It got a little harder this week to be a confirmed pessimist about the state of the world. In an astounding succession of developments, international trouble-spots from Libya to North Korea to the India-Pakistan frontier suddenly turned into promising zones of dialogue and perhaps even reconciliation. Tentative signs of a thaw are visible on a few other fronts as well, including Syria and perhaps even the Islamic Republic of Iran.
It’s not exactly a new summer of love. But after more than two years of unremitting threats and wintry gloom, it’s a bit like spring, and that’s more than welcome.
Some of the changes are nothing short of historic. Libya, for decades one of the world’s most unpredictable rogue states, has changed its stripes in the space of a week, promising to end its pursuit of non-conventional weapons, inviting international inspectors and now, of all things, pursuing diplomatic ties with Israel. North Korea, arguably the world’s most isolated dictatorship, decided this week to loosen the diplomatic logjam over its nuclear weapons program by offering unilaterally to “suspend” work as a way of restarting talks with the United States.
Even more dramatic was the summit between India and Pakistan, nuclear-armed enemies that have been facing off for decades in what is often called the world’s most combustible war zone. After years of deadlock, the two nations’ leaders met this week and offered one another almost unthinkable concessions: Pakistan agreed to halt terrorist attacks from its soil, and India agreed to negotiate the status of the disputed Kashmir, which it considers sovereign Indian soil.
The warming signs on the Syrian and Iranian fronts are less clear-cut, but shouldn’t be discounted. Syria has sent out a series of conciliatory messages to America, Turkey and most important, Israel. As Ofer Shelah reports on Page 17, Israel’s military establishment is taking the signals very seriously, even if its political leaders aren’t. As for Iran, it has finally given ground on its nuclear program, thanks to determined American and Western pressure. And this week the mullahs began a modest thaw with Egypt, after breaking relations decades ago because of Egypt’s peace with Israel.

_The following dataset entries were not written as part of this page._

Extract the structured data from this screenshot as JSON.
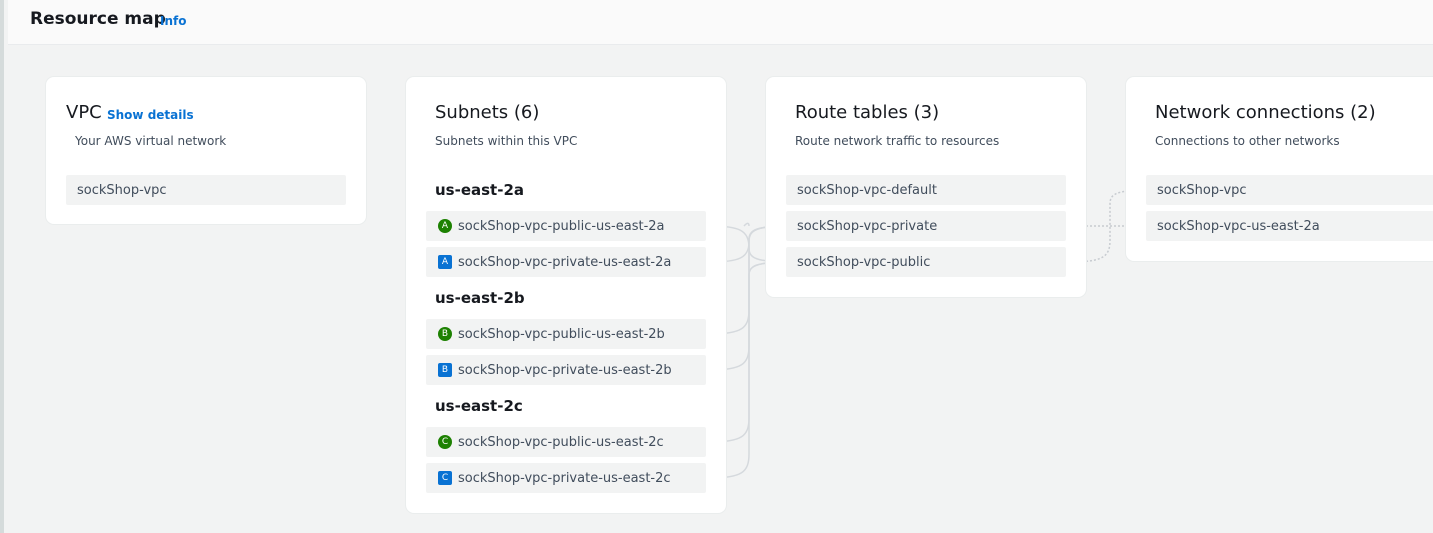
{
  "header": {
    "title": "Resource map",
    "info_label": "Info"
  },
  "vpc": {
    "title": "VPC",
    "show_details_label": "Show details",
    "subtitle": "Your AWS virtual network",
    "item": "sockShop-vpc"
  },
  "subnets": {
    "title": "Subnets (6)",
    "subtitle": "Subnets within this VPC",
    "zones": [
      {
        "name": "us-east-2a",
        "items": [
          {
            "badge": "A",
            "type": "public",
            "label": "sockShop-vpc-public-us-east-2a"
          },
          {
            "badge": "A",
            "type": "private",
            "label": "sockShop-vpc-private-us-east-2a"
          }
        ]
      },
      {
        "name": "us-east-2b",
        "items": [
          {
            "badge": "B",
            "type": "public",
            "label": "sockShop-vpc-public-us-east-2b"
          },
          {
            "badge": "B",
            "type": "private",
            "label": "sockShop-vpc-private-us-east-2b"
          }
        ]
      },
      {
        "name": "us-east-2c",
        "items": [
          {
            "badge": "C",
            "type": "public",
            "label": "sockShop-vpc-public-us-east-2c"
          },
          {
            "badge": "C",
            "type": "private",
            "label": "sockShop-vpc-private-us-east-2c"
          }
        ]
      }
    ]
  },
  "route_tables": {
    "title": "Route tables (3)",
    "subtitle": "Route network traffic to resources",
    "items": [
      "sockShop-vpc-default",
      "sockShop-vpc-private",
      "sockShop-vpc-public"
    ]
  },
  "network_connections": {
    "title": "Network connections (2)",
    "subtitle": "Connections to other networks",
    "items": [
      "sockShop-vpc",
      "sockShop-vpc-us-east-2a"
    ]
  },
  "colors": {
    "public_badge": "#1d8102",
    "private_badge": "#0972d3",
    "link": "#0972d3",
    "connector": "#d1d5db"
  }
}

As promising as the shifts are, they won’t sit easily with fundamentalists on either side of our own foreign policy debate. Though it’s tough for doves and multilateralists to admit, the turnabouts are hard to explain without a nod to the despised unilateralism and aggressiveness of the Bush administration. By marching into Iraq last spring, the administration sent a clear signal to rogue states everywhere of what Washington wants and how far it will go to get it. The signals this week — from Libya, North Korea and perhaps Syria — showed just as clearly how desperately these small players want to avoid becoming the next target. Thanks to the war in Iraq, new opportunities have opened up for peaceful resolution of disputes in many other spots.
At the same time, these opportunities will be meaningful only if America chooses to seize them. The ideologues of American unilateralism argue that dictators should be defeated and deposed, not reconciled. That was why they pushed for war in Iraq. That’s why they counsel against negotiating with North Korea, Syria or, for that matter, the Palestinian Authority.
But one size doesn’t fit all. Marching into Iraq with guns blazing, without regard for the opinions of our allies or the established institutions of international order, the administration seems to have shaken things up and created an opening for new sorts of understandings. But to reap the fruits of that victory, we must now change gears. Otherwise, it’s hard to see how our success will make us any safer.
From the contradictory responses coming out of Washington, it’s not clear whether the administration is prepared to rise to the occasion. North Korea’s new offer was greeted as “positive” by Secretary of State Colin Powell. But the far more sweeping Libyan initiative got a gruffer response from President Bush himself, who said he would oppose lifting sanctions until Tripoli took more concrete steps.
The opportunities that opened up this week were the result of a single-minded moral clarity that makes liberals and pragmatists deeply uncomfortable. Seizing the opportunities now will require just the opposite: a flexibility and pragmatism that conservative moralists despise.
The world is a messy place, as the hard-liners themselves like to say. Bundling up and digging in is the right way to deal with winter. It isn’t the right response to a spring thaw.